The Supreme Court has said as much:
“The policy at the very core of the class action mechanism is to overcome the problem that small recoveries do not provide the incentive for any individual to bring a solo action prosecuting his or her rights. A class action solves this problem by aggregating the relatively paltry potential recoveries into something worth someone's (usually an attorney's) labor."
Amchem Products, Inc. v. Windsor 521 U.S. 591 (1997). Yet, I would not hold my breath for this Supreme Court to start throwing out arbitration clauses willy nilly.
So that’s why we need Congress to step up. Here’s a very specific proposal for the next Congress: Amend the Federal Arbitration Act so that arbitration clauses in adhesion contracts are unenforceable unless there is a mechanism for the efficient aggregation of claims. We can class them in or out of arbitration – but there must be a functional class mechanism.
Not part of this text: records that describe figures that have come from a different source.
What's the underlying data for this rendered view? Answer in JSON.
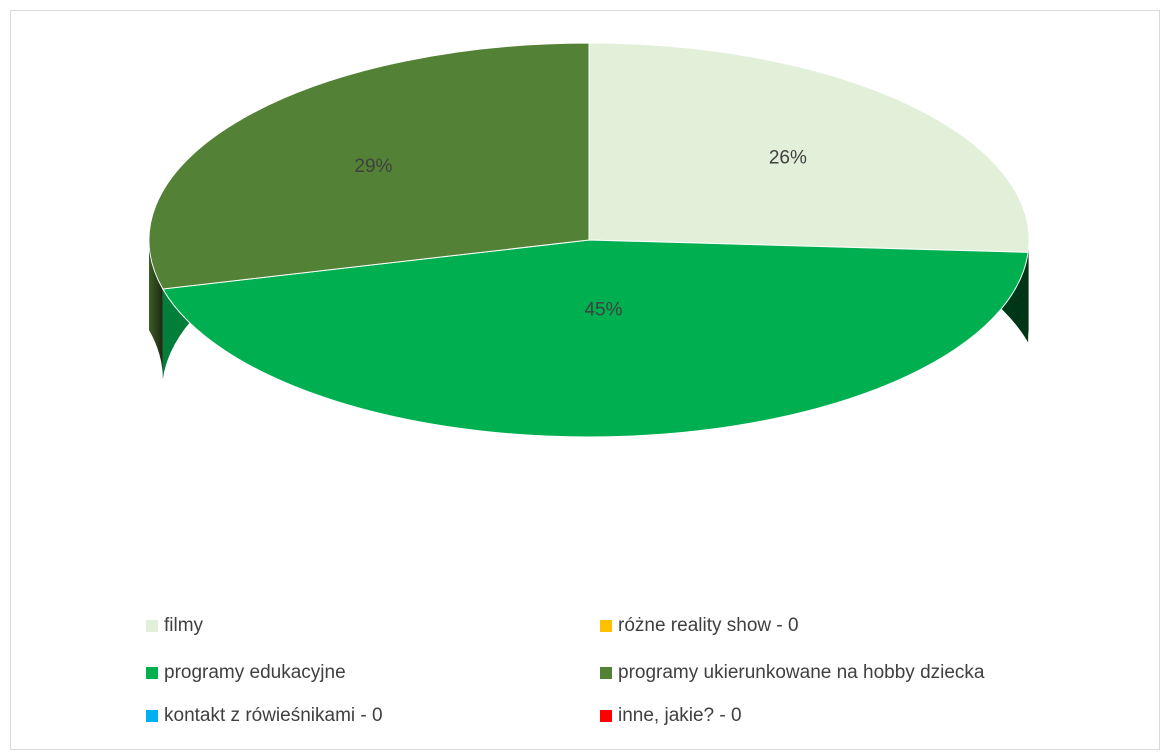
{
  "chart_data": {
    "type": "pie",
    "style": "3d",
    "title": "",
    "series": [
      {
        "label": "filmy",
        "value": 26,
        "data_label": "26%",
        "color": "#e2efd9"
      },
      {
        "label": "różne reality show - 0",
        "value": 0,
        "data_label": "",
        "color": "#ffc000"
      },
      {
        "label": "programy edukacyjne",
        "value": 45,
        "data_label": "45%",
        "color": "#00b050"
      },
      {
        "label": "programy ukierunkowane na hobby dziecka",
        "value": 29,
        "data_label": "29%",
        "color": "#538135"
      },
      {
        "label": "kontakt z rówieśnikami - 0",
        "value": 0,
        "data_label": "",
        "color": "#00b0f0"
      },
      {
        "label": "inne, jakie? - 0",
        "value": 0,
        "data_label": "",
        "color": "#ff0000"
      }
    ],
    "slice_order": [
      "filmy",
      "programy edukacyjne",
      "programy ukierunkowane na hobby dziecka"
    ],
    "legend_position": "bottom",
    "legend_columns": 2
  }
}
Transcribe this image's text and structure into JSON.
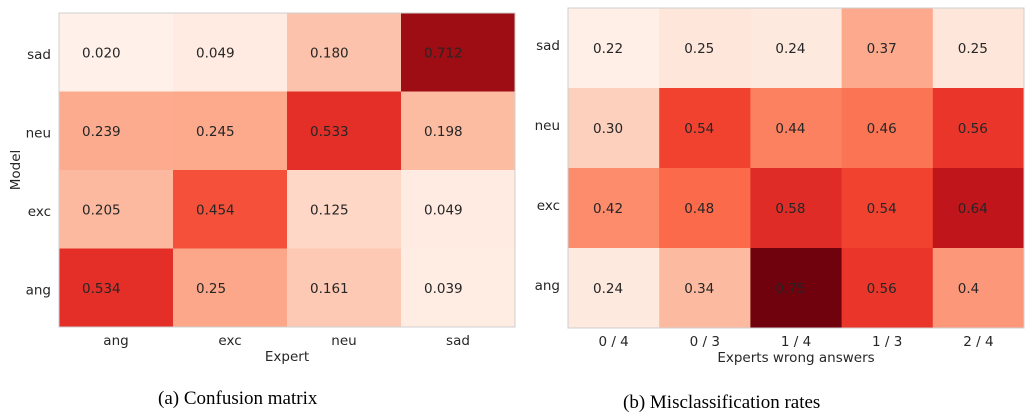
{
  "chart_data": [
    {
      "type": "heatmap",
      "caption": "(a) Confusion matrix",
      "xlabel": "Expert",
      "ylabel": "Model",
      "x_categories": [
        "ang",
        "exc",
        "neu",
        "sad"
      ],
      "y_categories": [
        "sad",
        "neu",
        "exc",
        "ang"
      ],
      "values": [
        [
          "0.020",
          "0.049",
          "0.180",
          "0.712"
        ],
        [
          "0.239",
          "0.245",
          "0.533",
          "0.198"
        ],
        [
          "0.205",
          "0.454",
          "0.125",
          "0.049"
        ],
        [
          "0.534",
          "0.25",
          "0.161",
          "0.039"
        ]
      ],
      "colormap": "Reds",
      "vmin": 0.0,
      "vmax": 0.8,
      "grid": false,
      "legend": false
    },
    {
      "type": "heatmap",
      "caption": "(b) Misclassification rates",
      "xlabel": "Experts wrong answers",
      "ylabel": "",
      "x_categories": [
        "0 / 4",
        "0 / 3",
        "1 / 4",
        "1 / 3",
        "2 / 4"
      ],
      "y_categories": [
        "sad",
        "neu",
        "exc",
        "ang"
      ],
      "values": [
        [
          "0.22",
          "0.25",
          "0.24",
          "0.37",
          "0.25"
        ],
        [
          "0.30",
          "0.54",
          "0.44",
          "0.46",
          "0.56"
        ],
        [
          "0.42",
          "0.48",
          "0.58",
          "0.54",
          "0.64"
        ],
        [
          "0.24",
          "0.34",
          "0.75",
          "0.56",
          "0.4"
        ]
      ],
      "colormap": "Reds",
      "vmin": 0.2,
      "vmax": 0.76,
      "grid": false,
      "legend": false
    }
  ]
}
The California Supreme Court has already made such a finding as a matter of state law, holding that arbitration clauses that exclude class actions are unconscionable and unenforceable, since they tilt the scale so eggregiously. Discover Bank v. Boehr, 36 Cal.4th 148, (Cal., 2005). Although it is hard to argue with their logic that such terms eviscerate consumers rights, other states have been slow to follow, perhaps due to worries that that such state law judgments may be preempted by the Federal Arbitration Act.
So Congress, if you really care about the middle class, but are worried about judicial activism, here's your chance to do something about it.















Speaking of Discover, I had an issue with them. They screwed up my Cashback Bonus, so I contacted them to get it fixed. They didn't, so I kept contacting them over a period of a few months. When I promised them I'd be annoying them (and sucking up their resources) constantly until it got fixed, it got fixed.
While legislation might be the best, if just a fraction of those 49 million started jamming their phones and their internet customer service over their $25, that might prove to be a nice deterrent as well. They make money screwing over a bunch of people for a little amount, so perhaps a bunch of people each taking a little time out of their week would work the reverse.
November 13, 2006 10:43 AM | Reply | Permalink
Perhaps this is a good idea, but to get people to actually do this, someone needs to organize it and keep people informed so that they know their efforts are making a difference.